He and his colleagues at the Massachusetts Institute of Technology (MIT), Rutgers, and Regeneron Pharmaceuticals made it a multimillion-dollar, five-year project. They first selected the noncoding RNA loci, and Regeneron produced knockout mice. Rinn praises the company scientists as “risk-takers,” as this work does not offer sure-fire returns on investment.
The effort focused on intergenic lncRNAs. The researchers applied a filtering algorithm to whittle down their list of lncRNA candidates. They excluded transcripts with identifiable domains indicative of certain protein families as well as those overlapping with known protein-coding genes, microRNAs, transfer RNAs and pseudogenes. They put in place assays as well as RNA-seq and computational pipelines and picked 18 loci of intergenic lncRNAs.
When the team made gene knockout mice for these 18 lncRNA loci, they found that three mutant strains did not survive, others had growth defects and suffered from issues with internal organs notably heart, lung and gastrointestinal tract, and still others had brain defects. Rinn and his colleagues believe the results show that these intergenic lncRNAs play “critical roles” in these animals' physiology. Rinn says he hopes this work will encourage other scientists to do more experiments of this type. “We now know that this work is relevant, it's not perfect, we have more work to do,” he says.
One necessary task is to proceed as with protein-coding genes and look for sequence motifs and other facets to group noncoding RNAs into families. Another step, with an eye to applications, is about finding the intergenic lncRNAs most relevant to human disease. This search could include efforts to explore this “new chemical space,” he says, which might lead to therapies targeting noncoding RNAs.

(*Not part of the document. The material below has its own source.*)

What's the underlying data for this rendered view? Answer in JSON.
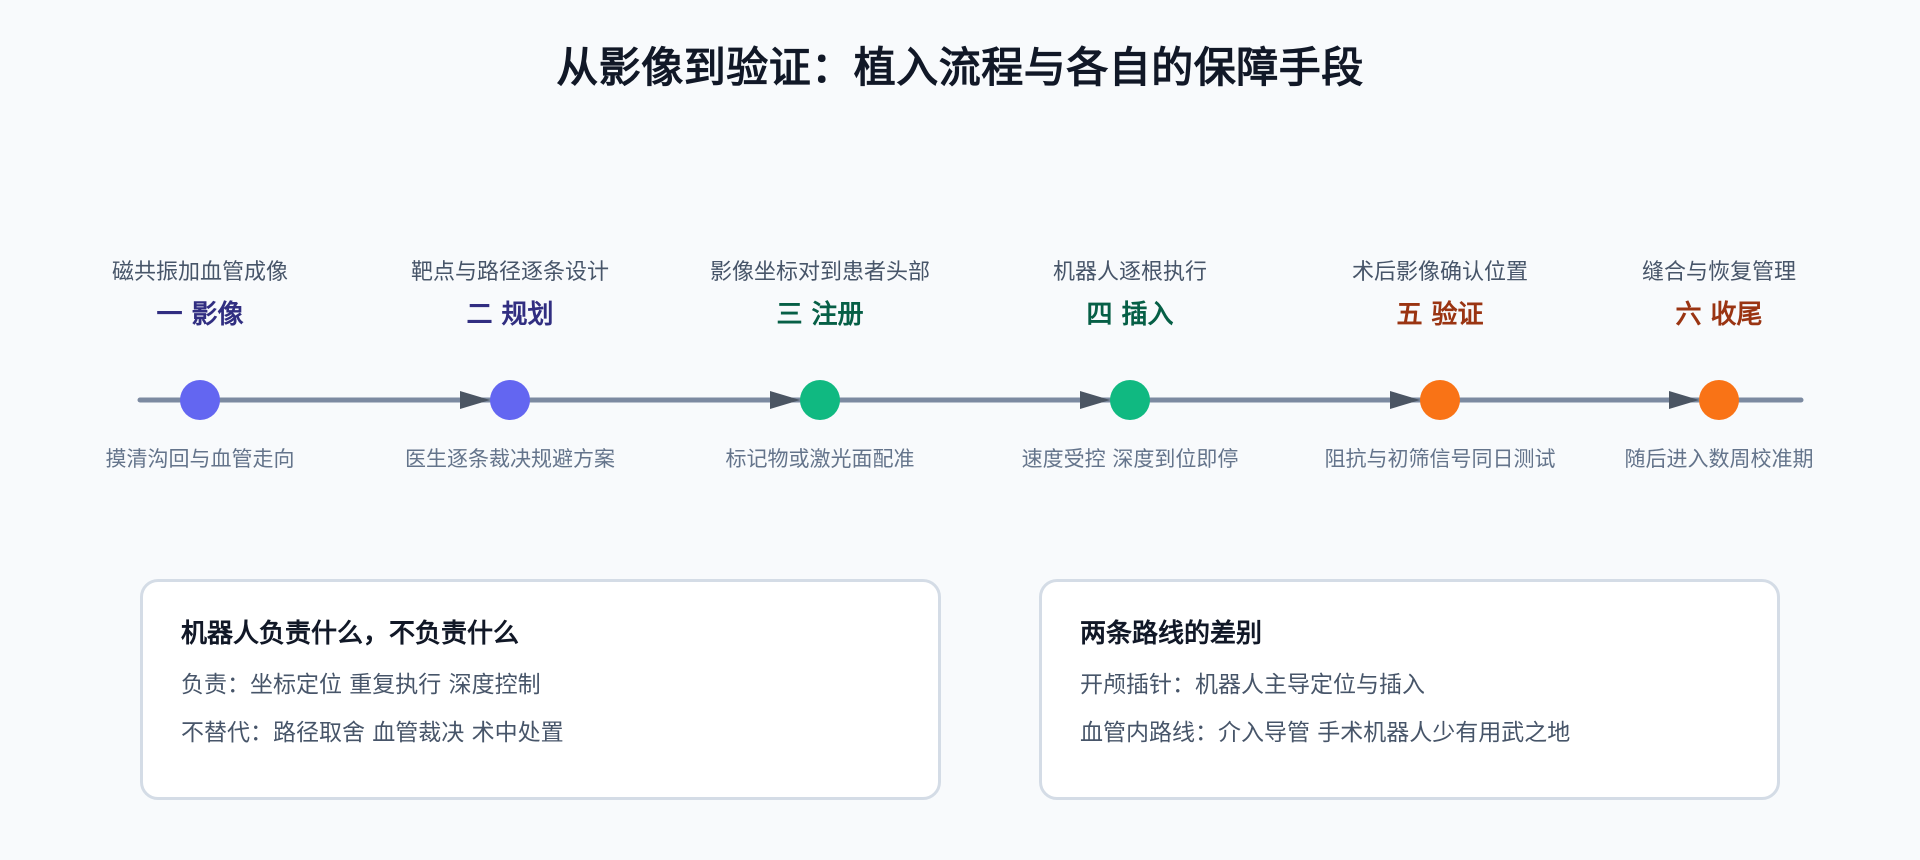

Rinn says scientists have been working on noncoding RNAs with hesitation. In snowboarding, he says, hesitating before a jump is bad news; instead, “you have to let go.” Drawing a parallel to the noncoding RNA field, he hopes his mouse knockout experiment will remove hesitation, “allowing people to start doing cooler tricks off of jumps.”
Rinn's mouse knockout experiment is “exactly what needs to be done,” says computational biologist Sean Eddy at the Howard Hughes Medical Institute, Janelia Farm Research Campus. These types of experiments are challenging because functional loci do not necessarily show an obvious phenotype in a first-pass screen.
Also, a phenotype may result from a deletion that affects the organism in surprising ways. After all, he says “conserved regions are conserved because they're doing something, even if it's not making the lncRNA you think you're studying,” he says. With Rinn's experimental approach, “he's got a handle on a phenotype, and he can go about showing in future work that the lncRNA is responsible for a function that, when disrupted, leads to that phenotype.”
Eddy cautions scientists to not overinterpret or extrapolate from Rinn's subset of loci to the functionality of all lncRNA. There are thousands, possibly millions of lncRNAs, and claiming function for all with data from only some is problematic. For that kind of extrapolation, scientists would need to define loci and take a random subsample to uncover the proportion of “all lncRNAs” that have knockout phenotypes. All of which is a “crazy” experiment, he says, and a waste of time and money.
In his view, most annotated lncRNAs are indeed “noise and artifact.” Therefore, Rinn's approach to cherry-pick the most interesting lncRNAs “is a great way to go,” says Eddy. The hope is that if he finds a number of lncRNAs with similar biogenesis paths and functional properties, he will be able to define a biologically meaningful class of noncoding RNAs. Those properties can be used to sweep systematically through the genome to find others, as has been the practice for other functionally defined classes of noncoding RNAs such as microRNAs or small nucleolar RNAs, he says.
For now, lncRNAs are not yet a single, biologically meaningful class but rather a “big heterogeneous mix” sharing the traits of length and a noncoding identity. “And all self-respecting RNA zealots, like me, expect that there's functional noncoding RNAs with a variety of different functions and biogenesis pathways,” Eddy says.
A colleague's catalog of lncRNAs might, upon a hard gaze, turn into a large assortment of quite different entities with varying properties, “most of which is likely noise and artifact—but not all,” he says.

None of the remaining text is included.